В Тихвине был дурак дураком, обычный парень, а как в боях побывал, сразу порода проявилась. Жуткий человек этот Щавель, людей под себя влёгкую гнёт. Дружинники поговаривают, что ему хребет становой сломать в характере, как сухую хвоинку. Вроде даже светлейший князь его побаивается, долгие годы держал вдали от себя. Ему, князю-то, виднее.Михан припомнить не мог, чего такого особенного учинил в походе старый лучник, что не делал в Тихвине. Так же охотился, притаскивал из леса разбойников, сажал на кол. Взбадривал чухну, ходил на восточный берег Ладоги давить чудь карельскую, не позволял расслабиться гарнизону. И вот, князь призвал его к себе, одного, без войска. Хорошо, Жёлудь вовремя проболтался и удалось уговорить дядю Щавеля взять с собою в Великий Новгород. Суров, но справедлив командир Щавель, и чего, спрашивается, князь его боится? Видел Михан столицу Святой Руси. Силён князь — не людьми, горами ворочает. Большая честь послужить ему. Надо радоваться, что приняли в дружину. Только вот что-то нерадостно.
Михан скрипнул зубами, переступил с ноги на ногу. Левая рука нащупала в кармане и сжала греческий красный платок.

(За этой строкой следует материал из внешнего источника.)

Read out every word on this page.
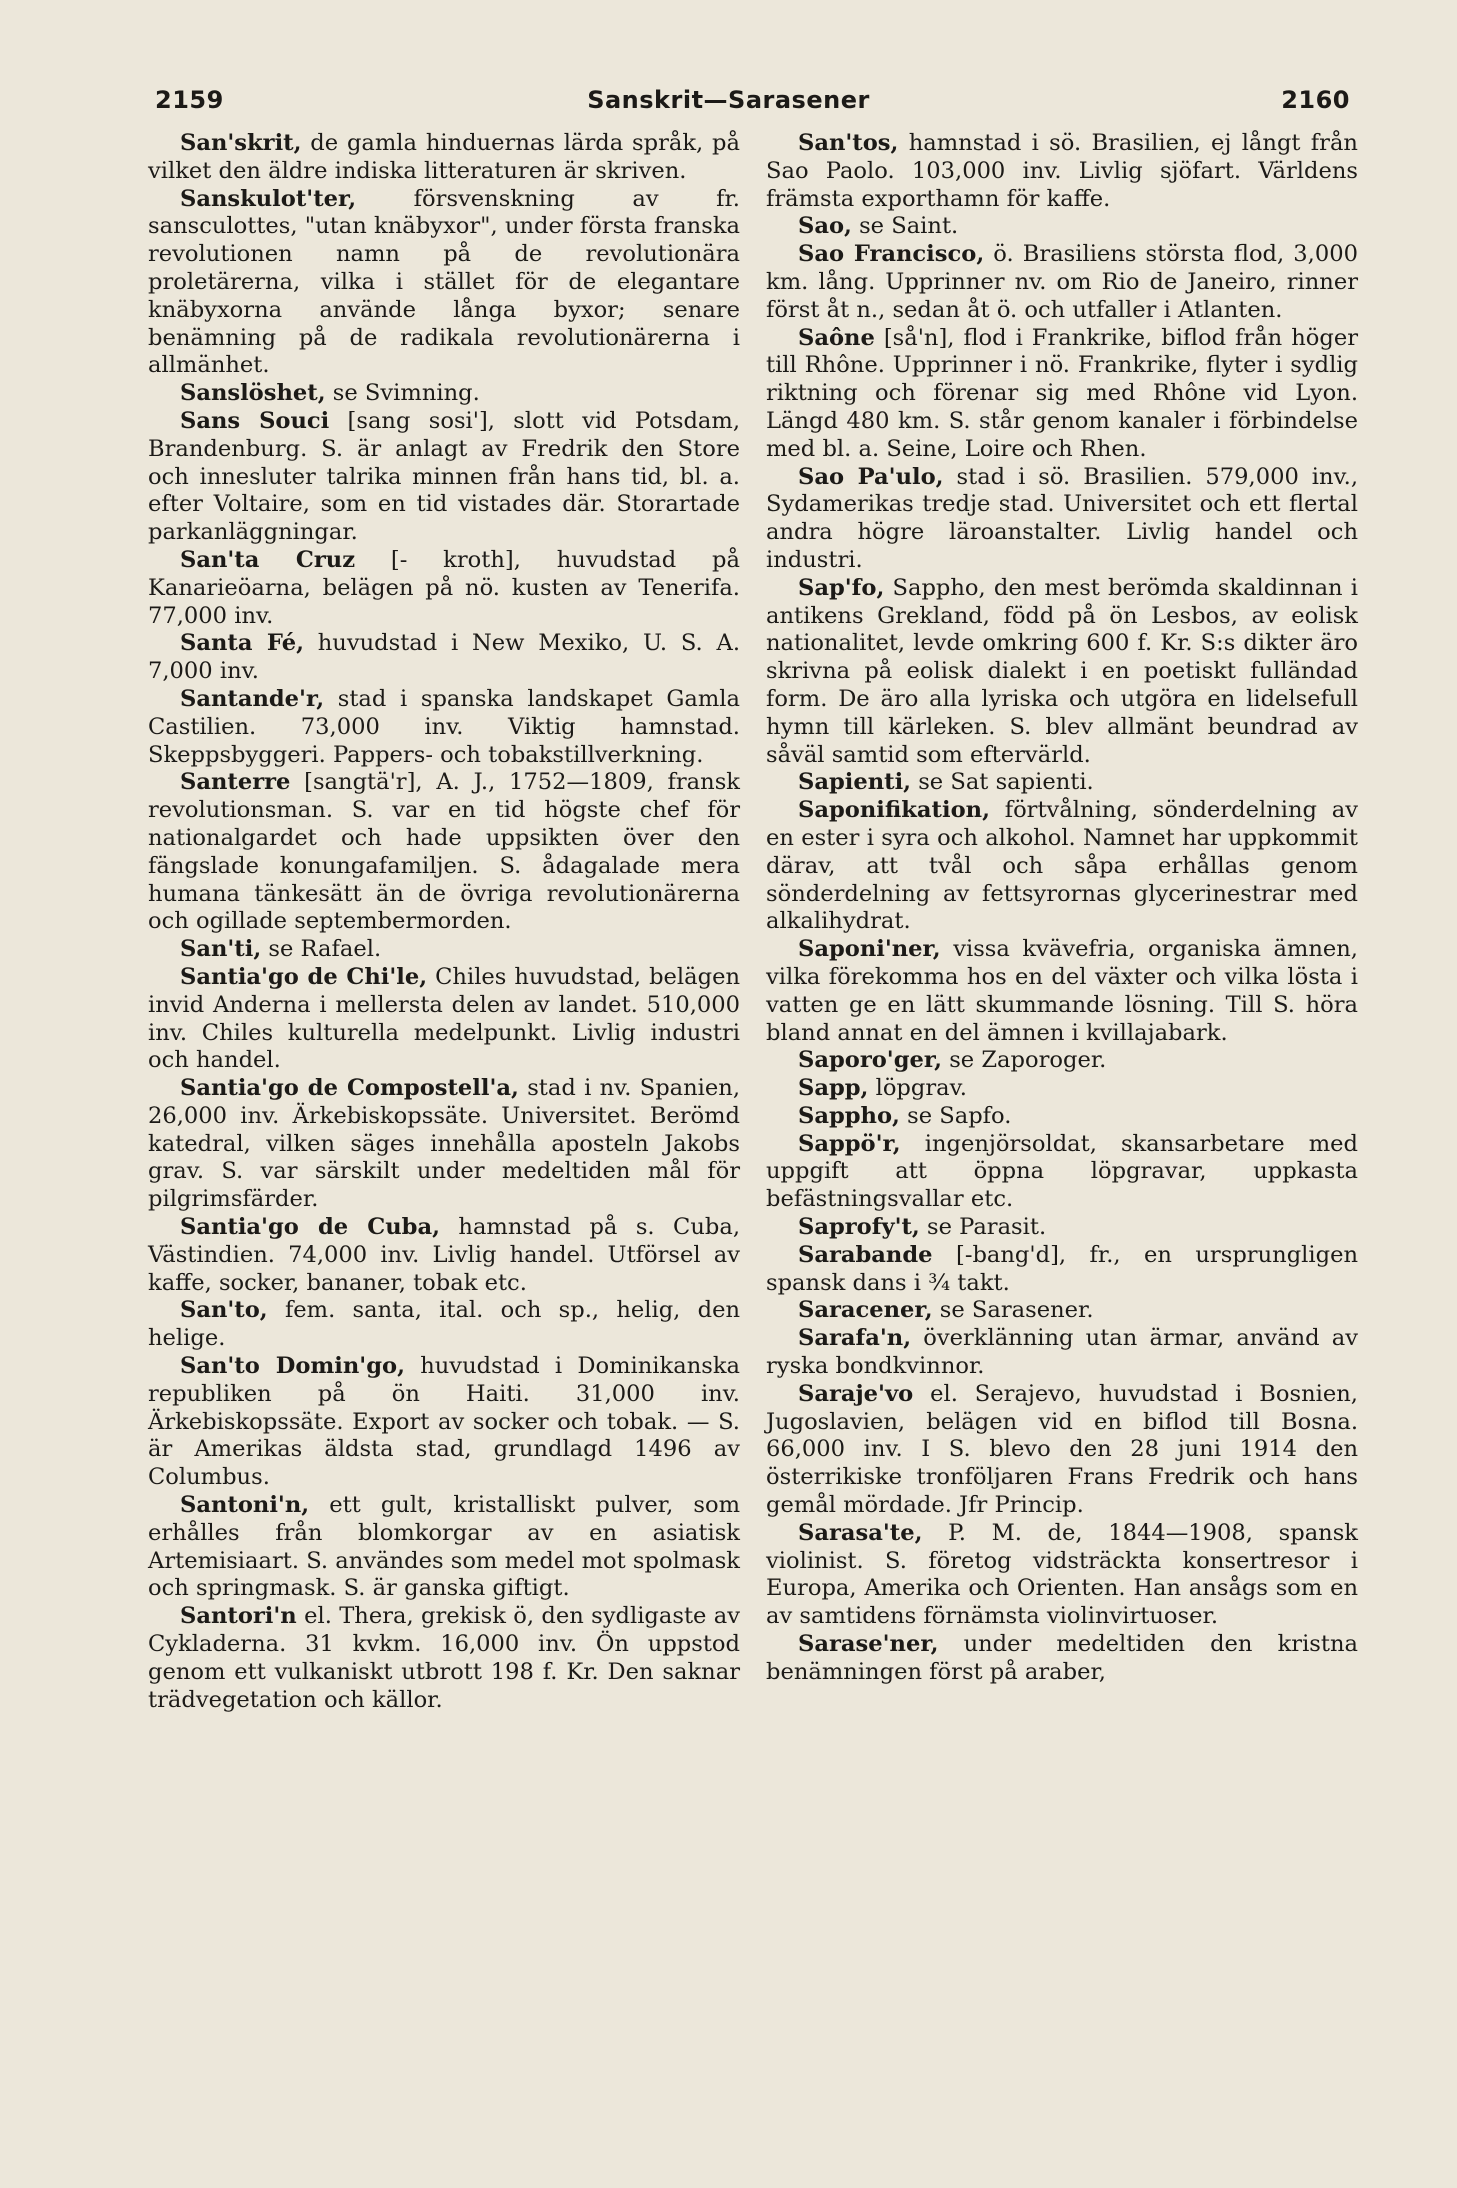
2159	Sanskrit—Sarasener	2160

San'skrit, de gamla hinduernas lärda språk, på vilket den äldre indiska litteraturen är skriven.

Sanskulot'ter, försvenskning av fr. sansculottes, "utan knäbyxor", under första franska revolutionen namn på de revolutionära proletärerna, vilka i stället för de elegantare knäbyxorna använde långa byxor; senare benämning på de radikala revolutionärerna i allmänhet.

Sanslöshet, se Svimning.

Sans Souci [sang sosi'], slott vid Potsdam, Brandenburg. S. är anlagt av Fredrik den Store och innesluter talrika minnen från hans tid, bl. a. efter Voltaire, som en tid vistades där. Storartade parkanläggningar.

San'ta Cruz [- kroth], huvudstad på Kanarieöarna, belägen på nö. kusten av Tenerifa. 77,000 inv.

Santa Fé, huvudstad i New Mexiko, U. S. A. 7,000 inv.

Santande'r, stad i spanska landskapet Gamla Castilien. 73,000 inv. Viktig hamnstad. Skeppsbyggeri. Pappers- och tobakstillverkning.

Santerre [sangtä'r], A. J., 1752—1809, fransk revolutionsman. S. var en tid högste chef för nationalgardet och hade uppsikten över den fängslade konungafamiljen. S. ådagalade mera humana tänkesätt än de övriga revolutionärerna och ogillade septembermorden.

San'ti, se Rafael.

Santia'go de Chi'le, Chiles huvudstad, belägen invid Anderna i mellersta delen av landet. 510,000 inv. Chiles kulturella medelpunkt. Livlig industri och handel.

Santia'go de Compostell'a, stad i nv. Spanien, 26,000 inv. Ärkebiskopssäte. Universitet. Berömd katedral, vilken säges innehålla aposteln Jakobs grav. S. var särskilt under medeltiden mål för pilgrimsfärder.

Santia'go de Cuba, hamnstad på s. Cuba, Västindien. 74,000 inv. Livlig handel. Utförsel av kaffe, socker, bananer, tobak etc.

San'to, fem. santa, ital. och sp., helig, den helige.

San'to Domin'go, huvudstad i Dominikanska republiken på ön Haiti. 31,000 inv. Ärkebiskopssäte. Export av socker och tobak. — S. är Amerikas äldsta stad, grundlagd 1496 av Columbus.

Santoni'n, ett gult, kristalliskt pulver, som erhålles från blomkorgar av en asiatisk Artemisiaart. S. användes som medel mot spolmask och springmask. S. är ganska giftigt.

Santori'n el. Thera, grekisk ö, den sydligaste av Cykladerna. 31 kvkm. 16,000 inv. Ön uppstod genom ett vulkaniskt utbrott 198 f. Kr. Den saknar trädvegetation och källor.

San'tos, hamnstad i sö. Brasilien, ej långt från Sao Paolo. 103,000 inv. Livlig sjöfart. Världens främsta exporthamn för kaffe.

Sao, se Saint.

Sao Francisco, ö. Brasiliens största flod, 3,000 km. lång. Upprinner nv. om Rio de Janeiro, rinner först åt n., sedan åt ö. och utfaller i Atlanten.

Saône [så'n], flod i Frankrike, biflod från höger till Rhône. Upprinner i nö. Frankrike, flyter i sydlig riktning och förenar sig med Rhône vid Lyon. Längd 480 km. S. står genom kanaler i förbindelse med bl. a. Seine, Loire och Rhen.

Sao Pa'ulo, stad i sö. Brasilien. 579,000 inv., Sydamerikas tredje stad. Universitet och ett flertal andra högre läroanstalter. Livlig handel och industri.

Sap'fo, Sappho, den mest berömda skaldinnan i antikens Grekland, född på ön Lesbos, av eolisk nationalitet, levde omkring 600 f. Kr. S:s dikter äro skrivna på eolisk dialekt i en poetiskt fulländad form. De äro alla lyriska och utgöra en lidelsefull hymn till kärleken. S. blev allmänt beundrad av såväl samtid som eftervärld.

Sapienti, se Sat sapienti.

Saponifikation, förtvålning, sönderdelning av en ester i syra och alkohol. Namnet har uppkommit därav, att tvål och såpa erhållas genom sönderdelning av fettsyrornas glycerinestrar med alkalihydrat.

Saponi'ner, vissa kvävefria, organiska ämnen, vilka förekomma hos en del växter och vilka lösta i vatten ge en lätt skummande lösning. Till S. höra bland annat en del ämnen i kvillajabark.

Saporo'ger, se Zaporoger.

Sapp, löpgrav.

Sappho, se Sapfo.

Sappö'r, ingenjörsoldat, skansarbetare med uppgift att öppna löpgravar, uppkasta befästningsvallar etc.

Saprofy't, se Parasit.

Sarabande [-bang'd], fr., en ursprungligen spansk dans i ¾ takt.

Saracener, se Sarasener.

Sarafa'n, överklänning utan ärmar, använd av ryska bondkvinnor.

Saraje'vo el. Serajevo, huvudstad i Bosnien, Jugoslavien, belägen vid en biflod till Bosna. 66,000 inv. I S. blevo den 28 juni 1914 den österrikiske tronföljaren Frans Fredrik och hans gemål mördade. Jfr Princip.

Sarasa'te, P. M. de, 1844—1908, spansk violinist. S. företog vidsträckta konsertresor i Europa, Amerika och Orienten. Han ansågs som en av samtidens förnämsta violinvirtuoser.

Sarase'ner, under medeltiden den kristna benämningen först på araber,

— В древние времена Москва была окружена кольцом монастырей, чтобы никакая гадость из неё не просачивалась. Внутрь можно, назад никак, там она и плодилась, с лютой злобы и с голоду пожирая самоё себя. Баланс сохранялся, пока защиту не порушили большаки. Поначалу они сдерживали напасть репрессивными мерами, но зло прорвалось на рубеже тысячелетий. Воры взяли власть, у всех приличных людей задрожали колени, шлюхи кинулись к корыту и пришёл Большой Пиндец.
Филипп говорил веско и со всей ответственностью. Щавель слушал его, ковыряя щепкой в зубах после обильного завтрака. Следовало основательно подкрепиться — предстояло продолжение допроса Тибурона.
Допросное дело вещь хитрая. Если не занимаешься им регулярно, а лишь изредка, оно изматывает не меньше, чем ответчика. Когда Щавель поднялся в нумер, пленный колдун ожидал своей участи, сидя в углу. За неимением колодки, ноги его были примотаны к толстому полену, между щиколоток привязали руки. Он всю ночь просидел согбенным и не спал. Когда командир вошёл, Тибурон с усилием поднял голову и проводил его злыми чёрными глазами.
— Как он?
— Молчит всю дорогу.
Оставленный на страже Лузга занимался перезарядкой стреляных гильз. Распотрошил свою котомку, расстелил на постели тряпицу, раскрыл коробочку с капсюлями, разложил причиндалы. Выковыривал шильцем пробитый капсюль, загонял на его место новый, заполнял мерку порохом, засыпал его в гильзу, затыкал пыжом. Пули от мушкетонов кромсал на восемь частей, засыпал вместо картечи, притыкал пыжом и уминал края гильзы. Любо-дорого было смотреть на его работу.
— Как, оружейник, есть ли порох в пороховницах?
— Был, да весь вышел, — с досадой тряхнул ирокезом Лузга. — Потратили почти целиком.
— Это всё? Только тот, что у тебя?
— Осталось мальца у огнестрельщиков, но у них на донышке, по разу зарядить.
Щавель снисходительно улыбнулся.
— Беда всех огнестрельщиков заключается в том, что порох на коленке не сделаешь, а стрелу можно.
— Ну его к лешему — луком со стрелами воевать, — Лузга любовно погладил начищенный и смазанный обрез, лежащий на постели рядом. — В рукопашной главное, чтобы патронов хватило, а то, бывает, стреляешь, стреляешь, а они всё лезут и лезут. Куда там со стрелами управиться.